Tell us something about yourself. What is your niche? Why did you start your business?
Making things started at a young age, growing up on a dairy farm. The desire to create and build things continued through college. A few years after college, I started my own custom furniture business in Berea, Ky. During my next 25 years, I developed clients from coast to coast. In 2014, with changes in the economy and marketing, I decided to go a different direction, designing and building a brand of smaller wooden products for the home such as wine caddies, kitchenware and utensils, various types of wall racks, and computer stands.
What type of products do you sell? How does your manufacturing process look like?
The small wood products we make are always functional, sometimes multifunctional, and equally as important, they most always have a strong eye appeal, different than anything already on the market. Some of my product designs have happened in a flash, others receiving care thought, and experimentation. Once I know what it is going to look like, I never make one of something. Being creative in the production part is very important too if you want to make money. I’ve always been a jig and fixture king of guy, searching for the most efficient and fastest way to make the product, always being careful not to sacrifice quality. I’ve always believed that ” Craftsmanship goes far beyond the manipulation of one’s hands and tools….it’s a state of mind that is satisfied with nothing less than excellence.”
What are some challenging aspects of your business? How did you overcome them?
Some of the challenging aspects of my business actually energize me. I seem to thrive on the whole process of design, working out the kinks, the production process. playing and tweaking with marketing. My wife Tuya would say, my mind never shuts down. The one thing that does wear on me is all the many backs and forth conversations with the customer. I think 99.5% of my customers are nice people and a joy to work with but having to remember all their requests and changes can be tiring and worrisome. But I roll with them and they give me really nice reviews and I make more money.
What do you enjoy most about being an entrepreneur? What’s the hardest about it?
In my particular field, I enjoy designing and building immensely. In some ways, it’s like the air I breathe. It’s my design, my way of making it, don’t have to ask anyone to make changes. No boss so I’m just running wild in my profession. And I think that if you enjoy all aspects of a profession/business, it’s hard to find something about it that would be considered difficult by some.

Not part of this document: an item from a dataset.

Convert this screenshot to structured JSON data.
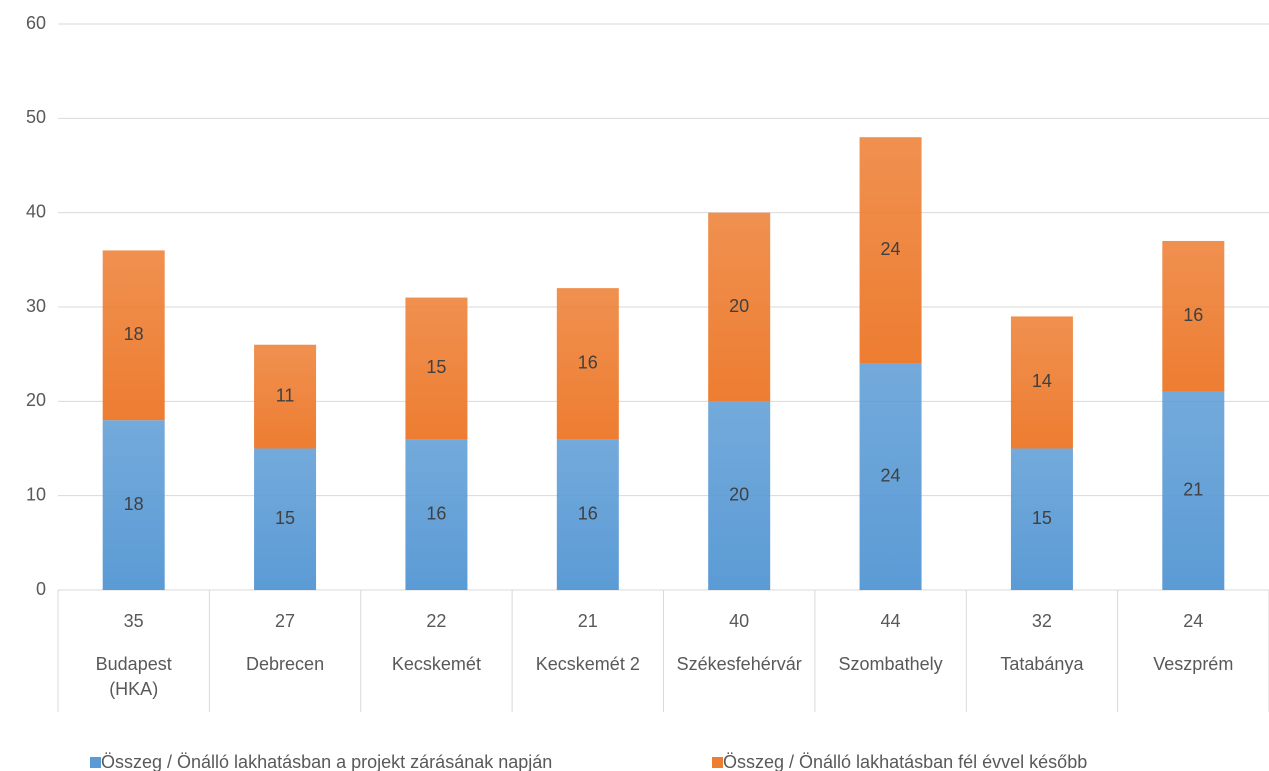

What are some beginner mistakes you made? What advice or words of inspiration would you like to share?
Most of my mistakes were made years ago when I was a custom furniture maker. There was a time when I thought I had to have every job that walked through the door. And at that time I was shy about charging the amount the piece was actually was worth. I always felt I had the best customer base in the world. In 25 years, never had one piece returned or have a customer tell me they didn’t like what I made for them. And when I look back, they would still have bought and been happy with a little higher price. My struggles during those years would have been less.
If it is the highest quality with strong eye appeal, folks will appreciate and pay for it. And you will develop a lasting following.
What inspires you while designing and/or creating new products.
I think my inspiration making things eat a very young age. When I was small, before making anything, i tore a lot of things up and yes I was always in trouble. I always wanted to see inside things, why does it work the way it does? Then I gradually discovered tools, crude at the beginning, with which I could make things with. Fast forward to today, I have the best tools and I’m always wanting to make it different than anything out there on the market. And to compliment all of that, I love beautiful wood. Wood selection in everything I make is very important to me. I always feel that if like it, my customers will love it.
How did you get the background and skills necessary to run this type of business?
My background and skills necessary to run my business, well, I always thought I was born with it, had a natural knack for it. I honed my skills over the many years I have been woodworking. And equally as important, I’m not afraid to work, got that characteristic from my father on the farm.
What are some of the most effective ways in terms of marketing products to your customers?
On the Etsy sales platform, I’m not afraid to spend money on promoted adds but that’s just the beginning. High quality, functional, strong eye appeal, being different than what is already out there, all of these is my best marketing tool. And my product selection keeps expanding and when it does, its a product that requires a different search words and terms other than what I already have for my other products. The broader my product selection, the more people that visit my shop.
What would you say are the key elements for starting and running a successful online business?
Think I covered this in previous answers.
How do you personally define business success? Is it money? Freedom? Influence? Creative expression and innovation? Something else?
Success to me is a journey that never ends. If it ends, the creative expression dies with it. It’s not only ones work that creates the money, the joy with it balances out the journey, ones success.
Describe your day-to-day operation. How do you manage your time?
I have the freedom that has no sense of time. Some would call me a workaholic. Should I apologize for loving what I do? Yes there is other things in life I enjoy but I still don’t ever want to retire. The more I create, the more excited I get about creating things.
How do you plan on growing your business? What is the biggest impact on your profitability?
Growth in my business comes from constantly adding new and different products to my line. I hope my sales platform can level off their desire to squeeze more money from the sellers. I dropped all my wholesale accounts a while back. If a sales platform ever approches the 50/50, I’m done. I want to make money for my hard work. After the dust settles, a sales platform that takes 15-20% of sales is enough. I also sell on Amazon. I don’t want Etsy to become hard and cold like Amazon or Ebay. If it does, I’m done.